Nettles protecting fruit
On Sunday morning, 10th September, I drove to Kennel Lane near Hetchell Woods and walked to my usual field, trusting that things would be better there. In the row of trees where I usually pick, the berries were distinctly thin and protected by a wall of nettles. I took what I could (again) and pretended that I could not feel the nettle stings through my trousers. The top field boundary was far better - here were elderberries (and nettles) in abundance, so I started filling my bags, vaguely aware of a white jeep heading my way. As the farmer slowed down and lowered his window, I gave my most charming smile, which said "I recognise I'm trespassing, please don't shoot me," and asked if it was okay if I picked elderberries. He said it was and continued on his way. Phew.

Elderberries in abundance
In total I got more than 10 lbs elderberries, so have used 9 lbs to make a triple batch and the rest are in the freezer. As always, stripping them was tedious, but it is worth it. I crushed them in my bucket with a potato masher and added 8 lbs sugar and 18 pints of boiling water. On Monday morning I put in the yeast and two teaspoons each of nutrient and pectolase.
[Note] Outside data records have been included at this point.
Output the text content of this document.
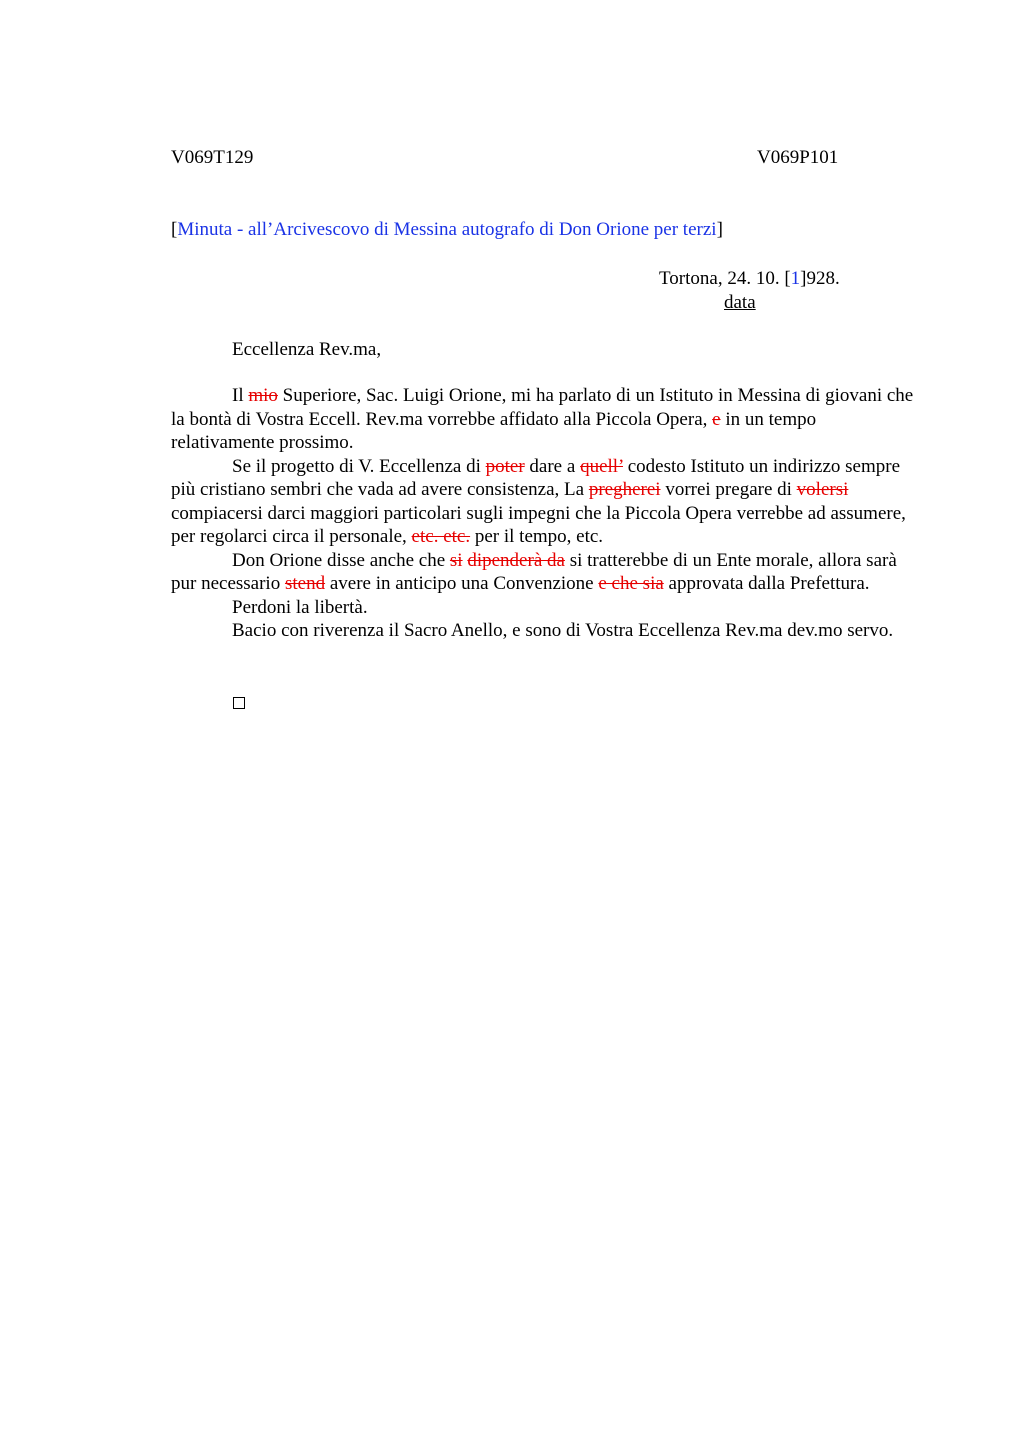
V069T129	V069P101
[Minuta - all’Arcivescovo di Messina autografo di Don Orione per terzi]
Tortona, 24. 10. [1]928.
data
Eccellenza Rev.ma,

Il mio Superiore, Sac. Luigi Orione, mi ha parlato di un Istituto in Messina di giovani che la bontà di Vostra Eccell. Rev.ma vorrebbe affidato alla Piccola Opera, e in un tempo relativamente prossimo.

Se il progetto di V. Eccellenza di poter dare a quell’ codesto Istituto un indirizzo sempre più cristiano sembri che vada ad avere consistenza, La pregherei vorrei pregare di volersi compiacersi darci maggiori particolari sugli impegni che la Piccola Opera verrebbe ad assumere, per regolarci circa il personale, etc. etc. per il tempo, etc.

Don Orione disse anche che si dipenderà da si tratterebbe di un Ente morale, allora sarà pur necessario stend avere in anticipo una Convenzione e che sia approvata dalla Prefettura.

Perdoni la libertà.

Bacio con riverenza il Sacro Anello, e sono di Vostra Eccellenza Rev.ma dev.mo servo.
Normally I would wait until Friday to put the wine into the demijohns, but we are going on a bat-spotting walk tomorrow, so I have done this tonight, 14th September. Straining out elderberries is quicker than straining blackberries, and Claire kept me company in the kitchen, crocheting quietly. I have left a gap in each demijohn to prevent the wine bubbling over, and have filled one and a half bottles for topping-up purposes. So far the wine is behaving itself.